De plus, plusieurs de ces grandes catégories ont été subdivisées pour arriver à la pondération finale illustrée au Tableau 1 ci-dessous.

Par la suite, afin de démontrer les variations sur une période d’au moins de 10 ans, où l’indice a été fixé arbitrairement à : 2011 = 100, l’auteur a récupéré auprès de; Statistique Canada, la Société Canadienne d’Hypothèque et de Logement (SCHL), les Services économiques des banques canadiennes, le Canadian Black Book, ainsi que plusieurs sources officielles de l’industrie de la distribution de machinerie lourde et des assurances, une multitude de données qu’il a compilées afin d’établir l’IPVCEFQ.

Également, basé sur les résultats déjà observés à date, les prévisions des services économiques des grandes banques canadiennes, des experts de l’industrie pétrolière, les augmentations déjà officiellement annoncées pour 2022 par les distributeurs d’équipements et de pièces de rechange, les fournisseurs d’huiles et lubrifiants, ainsi que l’Ordre des conseillers en ressources humaines agréés, une prévision de l’IPVCEFQ a été élaborée pour 2022.

En premier, pour la dépense la plus importante d’un entrepreneur forestier, soit; les coûts de la main-d’œuvre et les charges sociales, qui représente 0.33 de l’indice, nous avons utilisé les chiffres de Statistique Canada sur la : rémunération hebdomadaire moyenne incluant le temps supplémentaire en foresterie au Québec de 2011 à 2021, avec la prévision de l’Ordre des conseillers en ressources humaines agréés, pour la prévision de 2022. Nous pouvons constater une hausse presque toujours graduelle de 40,9% de 2011 à 2021 (voir tableau 2).
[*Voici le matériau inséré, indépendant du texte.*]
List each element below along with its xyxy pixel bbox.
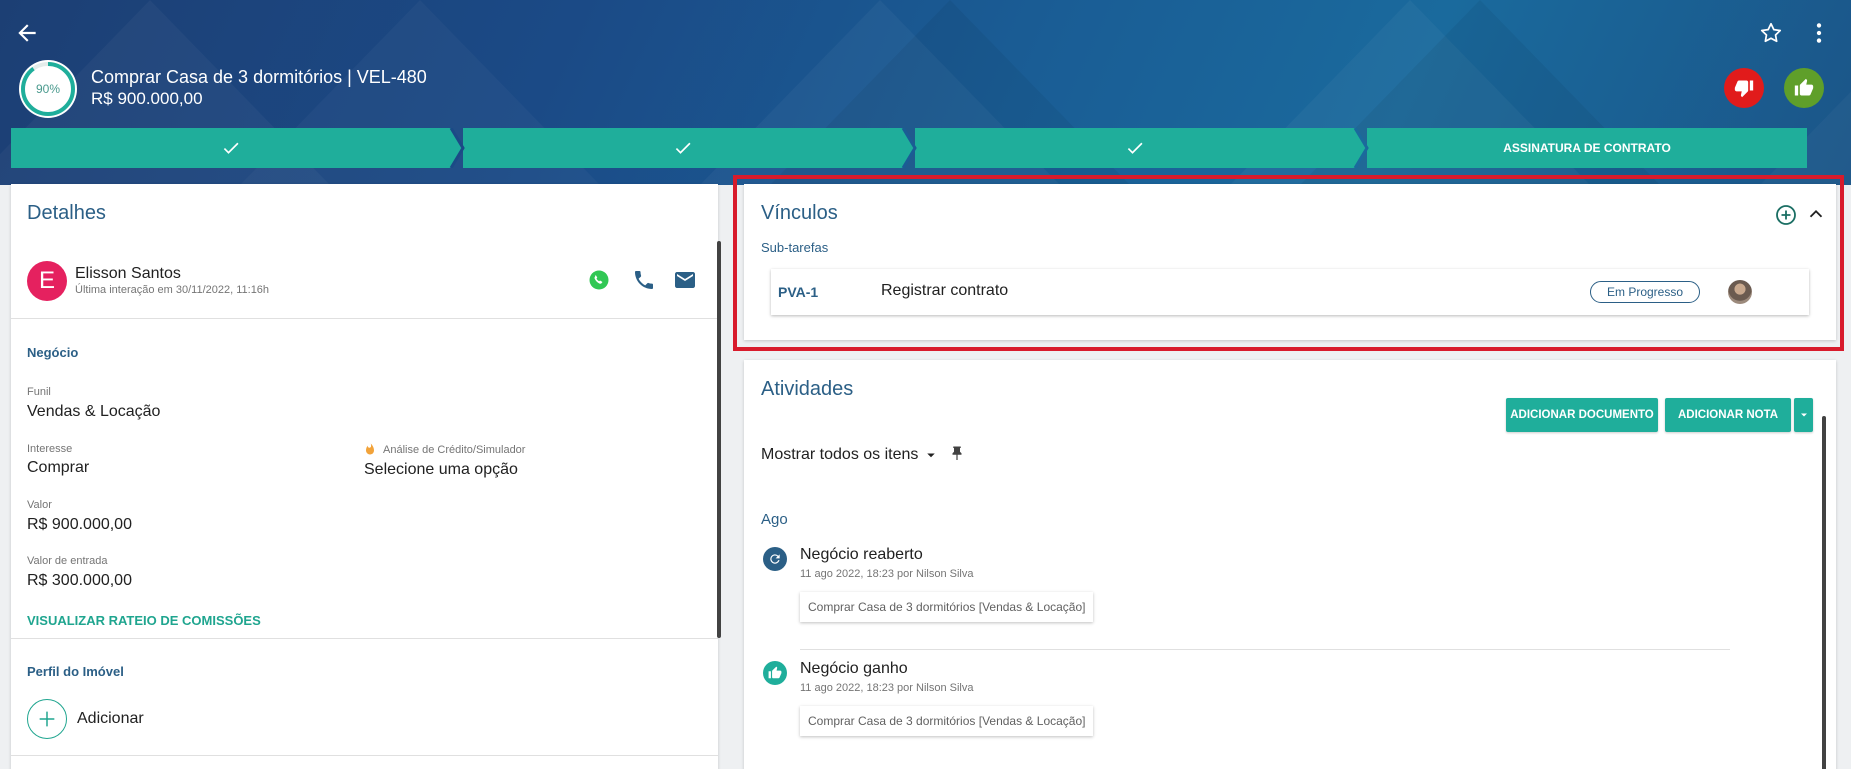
header-banner: 90% Comprar Casa de 3 dormitórios | VEL-…	[0, 0, 1851, 185]
last-interaction: Última interação em 30/11/2022, 11:16h	[75, 284, 270, 296]
interesse-label: Interesse	[27, 443, 73, 455]
funil-label: Funil	[27, 386, 51, 398]
refresh-icon	[763, 547, 787, 571]
stage-separator	[447, 128, 465, 168]
details-scrollbar[interactable]	[717, 241, 721, 638]
stage-1[interactable]	[11, 128, 451, 168]
deal-progress-ring: 90%	[19, 60, 77, 118]
add-note-menu-button[interactable]	[1794, 398, 1813, 432]
activity-deal-chip[interactable]: Comprar Casa de 3 dormitórios [Vendas & …	[800, 706, 1094, 736]
activity-group-label: Ago	[761, 511, 788, 528]
activities-scrollbar[interactable]	[1822, 416, 1826, 769]
details-title: Detalhes	[27, 202, 106, 224]
mark-lost-button[interactable]	[1724, 68, 1764, 108]
deal-value: R$ 900.000,00	[91, 89, 203, 108]
activity-deal-chip[interactable]: Comprar Casa de 3 dormitórios [Vendas & …	[800, 592, 1094, 622]
valor-label: Valor	[27, 499, 52, 511]
caret-down-icon	[927, 453, 936, 458]
phone-icon[interactable]	[632, 268, 656, 292]
fire-icon	[366, 443, 374, 455]
pipeline-stages: ASSINATURA DE CONTRATO	[11, 128, 1807, 168]
divider	[11, 318, 718, 319]
add-property-button[interactable]	[27, 699, 67, 739]
entrada-label: Valor de entrada	[27, 555, 108, 567]
activity-title: Negócio ganho	[800, 660, 908, 677]
deal-title: Comprar Casa de 3 dormitórios | VEL-480	[91, 67, 427, 87]
whatsapp-icon[interactable]	[587, 268, 611, 292]
activities-card: Atividades ADICIONAR DOCUMENTO ADICIONAR…	[744, 360, 1836, 769]
valor-value[interactable]: R$ 900.000,00	[27, 516, 132, 534]
check-icon	[675, 142, 691, 154]
stage-4-label: ASSINATURA DE CONTRATO	[1503, 141, 1671, 155]
divider	[800, 649, 1730, 650]
activity-filter-label: Mostrar todos os itens	[761, 446, 919, 463]
highlight-frame	[733, 175, 1844, 351]
star-outline-icon[interactable]	[1758, 20, 1784, 46]
thumb-down-icon	[1734, 80, 1754, 98]
add-note-button[interactable]: ADICIONAR NOTA	[1665, 398, 1791, 432]
stage-separator	[1351, 128, 1369, 168]
thumb-up-icon	[763, 661, 787, 685]
activity-meta: 11 ago 2022, 18:23 por Nilson Silva	[800, 568, 974, 580]
details-card: Detalhes E Elisson Santos Última interaç…	[11, 184, 721, 769]
progress-label: 90%	[35, 82, 61, 96]
stage-4[interactable]: ASSINATURA DE CONTRATO	[1367, 128, 1807, 168]
refresh-glyph	[770, 554, 780, 564]
check-icon	[223, 142, 239, 154]
entrada-value[interactable]: R$ 300.000,00	[27, 572, 132, 590]
check-icon	[1127, 142, 1143, 154]
activity-filter[interactable]: Mostrar todos os itens	[761, 446, 940, 464]
interesse-value[interactable]: Comprar	[27, 459, 89, 477]
analise-label: Análise de Crédito/Simulador	[383, 444, 526, 456]
avatar[interactable]: E	[27, 261, 67, 301]
arrow-left-icon[interactable]	[14, 20, 40, 46]
property-section-label: Perfil do Imóvel	[27, 664, 124, 679]
pin-icon[interactable]	[948, 445, 966, 463]
activity-title: Negócio reaberto	[800, 546, 923, 563]
contact-name[interactable]: Elisson Santos	[75, 265, 181, 283]
funil-value[interactable]: Vendas & Locação	[27, 403, 160, 421]
stage-separator	[899, 128, 917, 168]
more-vertical-icon[interactable]	[1806, 20, 1832, 46]
mark-won-button[interactable]	[1784, 68, 1824, 108]
analise-select[interactable]: Selecione uma opção	[364, 461, 518, 479]
email-icon[interactable]	[673, 268, 697, 292]
add-document-button[interactable]: ADICIONAR DOCUMENTO	[1506, 398, 1658, 432]
stage-3[interactable]	[915, 128, 1355, 168]
commission-link[interactable]: VISUALIZAR RATEIO DE COMISSÕES	[27, 613, 261, 628]
activities-title: Atividades	[761, 378, 854, 400]
thumb-up-icon	[1794, 78, 1814, 96]
thumb-up-glyph	[768, 666, 782, 679]
add-property-label[interactable]: Adicionar	[77, 710, 144, 728]
activity-meta: 11 ago 2022, 18:23 por Nilson Silva	[800, 682, 974, 694]
divider	[11, 755, 718, 756]
stage-2[interactable]	[463, 128, 903, 168]
plus-icon	[39, 711, 55, 727]
business-section-label: Negócio	[27, 345, 79, 360]
caret-down-icon	[1800, 413, 1807, 417]
divider	[11, 638, 718, 639]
Ensuite, pour le deuxième poste de dépenses le plus important pour les forestiers, soit les coûts de propriété de la machinerie (une abatteuse multifonctionnelle et un transporteur) et des véhicules (trois camionnettes), nous avons considéré le financement à 100%, sur 60 mois au taux fixe des hypothèques de 5 ans, selon la SCHL, majoré de 1%, du coût d’achat de la machinerie et des camionnettes. Ainsi, nous pouvons noter que le coût d’achat total de la machinerie et des véhicules est passé de 1 110 897$ en 2011, à 1 519 967$ en 2021, soit une augmentation de 409 070$ / 36,8% (voir tableau 3), et les versements totaux se sont accrus de 20 957$ en 2011, à 28 302$ en 2021, soit une croissance de 7 345$ / 35% (voir tableau 4). Les taux d’intérêts ont eu peu d’impact pendant cette période, car ils ont été historiquement bas, et se sont maintenus dans une fourchette de 4,34% à 5,59% (voir tableau 5). Cette situation risque cependant de changer fortement en 2022, avec les hausses déjà enregistrées du taux d’escompte, et celles anticipées d’ici la fin de l’année.

Puis, pour la troisième dépense la plus élevée, soit les pièces et composantes de rechange ainsi que l’utilisation de mécaniciens externes, dont la pondération dans l’indice est de 0.17, nous avons obtenu des données officielles portant sur plusieurs dizaines de milliers de pièces et composantes d’un important distributeur. On peut observer une progression constante des prix à la hausse qui s’est nettement emballée à partir de 2020 (voir tableau 6).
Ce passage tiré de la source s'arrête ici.